Fine root respiration in Quercus rubra (L.) aligns with the economics trade-offs in bi-dimensional root trait space.

Plant economic theory argues that growth strategies maximize either the rate or longevity of return per resource investment in a unidimensional trade-off. Belowground trade-offs may not mimic those aboveground due to soil resource heterogeneity, different physical constraints imposed by the shape of roots compared with leaves and fungal symbioses, and often multiple dimensions of variation are found. Root respiration represents a substantial carbon flux out of forest ecosystems, but its placement in these trade-offs is unclear, and its incorporation into carbon cycle models is limited by available data. Most research on root traits has focused on interspecific variability, but here, we investigated whether trade-offs among one species' populations align with those between species by sampling Quercus rubra (L.) populations along a Midwest, USA latitudinal gradient.

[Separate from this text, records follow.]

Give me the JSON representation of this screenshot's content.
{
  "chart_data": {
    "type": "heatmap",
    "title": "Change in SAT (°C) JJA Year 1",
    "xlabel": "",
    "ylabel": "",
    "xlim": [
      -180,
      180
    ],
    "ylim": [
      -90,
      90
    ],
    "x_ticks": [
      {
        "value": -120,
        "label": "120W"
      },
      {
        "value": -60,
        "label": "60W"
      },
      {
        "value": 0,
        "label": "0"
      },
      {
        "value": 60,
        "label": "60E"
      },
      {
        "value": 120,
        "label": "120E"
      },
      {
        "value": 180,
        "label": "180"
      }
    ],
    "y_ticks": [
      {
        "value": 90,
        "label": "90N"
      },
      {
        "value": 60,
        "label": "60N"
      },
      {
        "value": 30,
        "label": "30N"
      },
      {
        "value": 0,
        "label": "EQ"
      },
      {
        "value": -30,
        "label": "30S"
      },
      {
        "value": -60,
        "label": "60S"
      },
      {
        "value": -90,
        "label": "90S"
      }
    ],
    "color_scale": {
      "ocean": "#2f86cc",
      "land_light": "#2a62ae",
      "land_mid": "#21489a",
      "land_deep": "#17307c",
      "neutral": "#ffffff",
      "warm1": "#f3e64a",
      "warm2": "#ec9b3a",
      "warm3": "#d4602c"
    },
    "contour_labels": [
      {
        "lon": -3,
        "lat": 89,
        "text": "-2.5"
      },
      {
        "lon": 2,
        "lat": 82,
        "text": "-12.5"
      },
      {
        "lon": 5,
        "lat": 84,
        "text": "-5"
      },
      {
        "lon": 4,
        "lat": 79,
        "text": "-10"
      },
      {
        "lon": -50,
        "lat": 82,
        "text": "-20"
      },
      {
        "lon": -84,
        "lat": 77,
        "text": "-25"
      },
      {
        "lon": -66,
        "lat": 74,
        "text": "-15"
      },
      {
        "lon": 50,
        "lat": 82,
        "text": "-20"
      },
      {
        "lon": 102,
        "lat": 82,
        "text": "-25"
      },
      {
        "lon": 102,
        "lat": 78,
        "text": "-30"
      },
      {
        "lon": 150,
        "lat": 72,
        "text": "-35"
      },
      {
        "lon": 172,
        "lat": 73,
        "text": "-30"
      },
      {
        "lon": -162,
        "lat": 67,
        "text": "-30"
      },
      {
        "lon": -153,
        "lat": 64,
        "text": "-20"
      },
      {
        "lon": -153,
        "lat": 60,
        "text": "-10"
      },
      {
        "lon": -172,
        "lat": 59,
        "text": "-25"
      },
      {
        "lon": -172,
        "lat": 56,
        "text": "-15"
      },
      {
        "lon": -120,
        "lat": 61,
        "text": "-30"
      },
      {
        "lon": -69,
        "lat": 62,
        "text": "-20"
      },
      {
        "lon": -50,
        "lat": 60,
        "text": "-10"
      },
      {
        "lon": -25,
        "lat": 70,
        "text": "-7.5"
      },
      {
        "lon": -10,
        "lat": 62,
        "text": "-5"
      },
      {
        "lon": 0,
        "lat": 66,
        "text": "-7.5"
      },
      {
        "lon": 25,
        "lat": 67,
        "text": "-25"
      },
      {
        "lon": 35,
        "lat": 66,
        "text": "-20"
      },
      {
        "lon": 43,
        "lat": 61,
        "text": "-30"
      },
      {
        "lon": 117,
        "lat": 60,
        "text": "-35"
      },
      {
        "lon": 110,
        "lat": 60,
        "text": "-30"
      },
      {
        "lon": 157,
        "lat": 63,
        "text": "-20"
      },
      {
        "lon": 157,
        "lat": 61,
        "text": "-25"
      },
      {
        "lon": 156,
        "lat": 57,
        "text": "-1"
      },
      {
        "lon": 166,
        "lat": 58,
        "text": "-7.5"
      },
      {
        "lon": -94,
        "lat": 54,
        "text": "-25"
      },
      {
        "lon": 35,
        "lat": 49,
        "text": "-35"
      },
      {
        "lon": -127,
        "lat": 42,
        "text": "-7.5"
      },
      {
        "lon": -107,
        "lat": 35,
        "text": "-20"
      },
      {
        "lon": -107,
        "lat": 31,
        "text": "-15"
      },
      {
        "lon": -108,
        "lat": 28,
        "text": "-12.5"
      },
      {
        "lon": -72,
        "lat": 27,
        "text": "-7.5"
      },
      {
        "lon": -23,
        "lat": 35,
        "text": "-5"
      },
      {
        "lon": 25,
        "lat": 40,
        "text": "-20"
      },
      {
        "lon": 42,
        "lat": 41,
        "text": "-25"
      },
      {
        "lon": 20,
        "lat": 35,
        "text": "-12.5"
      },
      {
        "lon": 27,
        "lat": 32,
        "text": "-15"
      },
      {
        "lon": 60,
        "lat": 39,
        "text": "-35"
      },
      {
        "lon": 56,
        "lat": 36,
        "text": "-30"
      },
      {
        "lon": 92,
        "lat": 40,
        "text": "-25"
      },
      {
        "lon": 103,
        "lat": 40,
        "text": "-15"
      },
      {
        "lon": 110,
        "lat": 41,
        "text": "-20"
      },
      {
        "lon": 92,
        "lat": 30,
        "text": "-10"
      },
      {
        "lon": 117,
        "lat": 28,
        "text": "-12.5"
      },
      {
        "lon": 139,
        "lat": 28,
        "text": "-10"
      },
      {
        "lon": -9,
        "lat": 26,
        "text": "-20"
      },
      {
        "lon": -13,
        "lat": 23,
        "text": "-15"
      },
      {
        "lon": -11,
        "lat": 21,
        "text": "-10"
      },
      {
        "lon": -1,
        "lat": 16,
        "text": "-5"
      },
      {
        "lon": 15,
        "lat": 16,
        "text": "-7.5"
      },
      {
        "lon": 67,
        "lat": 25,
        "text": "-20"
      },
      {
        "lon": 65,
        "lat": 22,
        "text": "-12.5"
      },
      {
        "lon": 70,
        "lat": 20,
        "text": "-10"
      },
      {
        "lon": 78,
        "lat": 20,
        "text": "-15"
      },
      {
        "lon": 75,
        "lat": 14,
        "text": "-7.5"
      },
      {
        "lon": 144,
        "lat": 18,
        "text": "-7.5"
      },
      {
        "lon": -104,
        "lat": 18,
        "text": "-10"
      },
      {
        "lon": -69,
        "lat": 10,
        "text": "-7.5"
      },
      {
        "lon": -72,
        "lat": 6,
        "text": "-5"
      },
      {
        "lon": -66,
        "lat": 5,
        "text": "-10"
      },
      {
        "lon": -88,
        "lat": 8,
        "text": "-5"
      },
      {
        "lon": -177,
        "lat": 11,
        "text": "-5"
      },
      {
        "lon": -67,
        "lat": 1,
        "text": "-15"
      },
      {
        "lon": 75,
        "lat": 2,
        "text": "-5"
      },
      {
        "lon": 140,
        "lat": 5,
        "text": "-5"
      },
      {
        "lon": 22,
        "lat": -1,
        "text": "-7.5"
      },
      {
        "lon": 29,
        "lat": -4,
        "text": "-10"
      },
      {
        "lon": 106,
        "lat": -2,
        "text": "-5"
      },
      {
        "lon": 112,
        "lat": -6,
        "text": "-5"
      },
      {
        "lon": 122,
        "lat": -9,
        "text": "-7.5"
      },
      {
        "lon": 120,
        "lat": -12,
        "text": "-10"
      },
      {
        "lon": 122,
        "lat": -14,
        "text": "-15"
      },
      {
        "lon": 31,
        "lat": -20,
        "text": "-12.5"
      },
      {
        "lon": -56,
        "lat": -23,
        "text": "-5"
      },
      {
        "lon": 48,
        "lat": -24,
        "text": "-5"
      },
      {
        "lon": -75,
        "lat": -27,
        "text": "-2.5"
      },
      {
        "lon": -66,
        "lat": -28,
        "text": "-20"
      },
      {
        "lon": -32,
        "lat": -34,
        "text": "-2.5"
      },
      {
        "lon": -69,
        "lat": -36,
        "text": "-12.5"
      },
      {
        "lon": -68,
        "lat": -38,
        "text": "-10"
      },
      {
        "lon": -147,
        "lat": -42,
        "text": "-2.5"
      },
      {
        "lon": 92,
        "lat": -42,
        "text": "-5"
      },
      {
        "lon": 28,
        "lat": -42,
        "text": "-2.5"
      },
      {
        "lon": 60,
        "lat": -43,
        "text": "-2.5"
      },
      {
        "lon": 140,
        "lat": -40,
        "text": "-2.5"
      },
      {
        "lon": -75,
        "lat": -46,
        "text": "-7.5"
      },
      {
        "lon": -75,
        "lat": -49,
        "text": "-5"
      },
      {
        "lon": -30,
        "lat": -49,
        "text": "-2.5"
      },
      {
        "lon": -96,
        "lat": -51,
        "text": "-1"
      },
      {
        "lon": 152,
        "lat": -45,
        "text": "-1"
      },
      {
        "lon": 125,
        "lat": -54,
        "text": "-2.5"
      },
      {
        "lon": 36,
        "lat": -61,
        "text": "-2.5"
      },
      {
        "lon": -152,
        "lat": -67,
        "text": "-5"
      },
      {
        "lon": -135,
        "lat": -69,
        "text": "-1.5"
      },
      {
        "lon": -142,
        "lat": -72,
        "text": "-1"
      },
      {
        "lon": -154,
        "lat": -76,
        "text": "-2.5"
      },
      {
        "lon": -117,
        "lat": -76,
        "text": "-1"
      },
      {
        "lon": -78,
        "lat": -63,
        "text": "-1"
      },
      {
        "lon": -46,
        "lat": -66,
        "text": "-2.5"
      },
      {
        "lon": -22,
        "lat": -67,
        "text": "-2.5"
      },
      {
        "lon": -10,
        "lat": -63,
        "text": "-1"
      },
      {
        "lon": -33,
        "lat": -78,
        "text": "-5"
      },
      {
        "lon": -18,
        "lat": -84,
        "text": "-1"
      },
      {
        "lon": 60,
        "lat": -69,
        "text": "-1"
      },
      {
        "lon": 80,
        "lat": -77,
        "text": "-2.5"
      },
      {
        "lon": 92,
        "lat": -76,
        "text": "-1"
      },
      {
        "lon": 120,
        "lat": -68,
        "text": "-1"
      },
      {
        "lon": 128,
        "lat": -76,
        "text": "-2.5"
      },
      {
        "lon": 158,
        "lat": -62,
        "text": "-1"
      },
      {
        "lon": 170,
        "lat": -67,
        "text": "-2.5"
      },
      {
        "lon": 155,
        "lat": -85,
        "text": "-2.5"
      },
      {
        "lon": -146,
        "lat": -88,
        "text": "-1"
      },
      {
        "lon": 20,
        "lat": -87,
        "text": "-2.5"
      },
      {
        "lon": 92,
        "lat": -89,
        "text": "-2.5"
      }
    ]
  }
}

Across populations, we assessed whether fine root traits follow uni- or multidimensional trade-offs and how these axes relate to root respiration. Respiration rates, morphological traits and root nitrogen were measured on excised fine roots at 14 sites, spanning a wide variety of environmental conditions, and then analyzed for trade-off axes. We uncovered substantial root trait variation among Q. rubra populations that aligned with two distinct trade-offs, one between branching intensity (BI) and average diameter and a second with root tissue density on one end and specific root length, root nitrogen concentration and root specific respiration (RSR) on the other. Reliance on ectomycorrhizal fungi, which colonize root tips, may be a possible explanation for the first axis, with higher BI representing more collaboration. Along the latter axis, RSR increased with root nitrogen concentration and decreased with root tissue density. These results support a similar bidimensional trait space between Q. rubra populations to that between species, with an economics trade-off that might be a useful predictor of the fine root respiration carbon flux.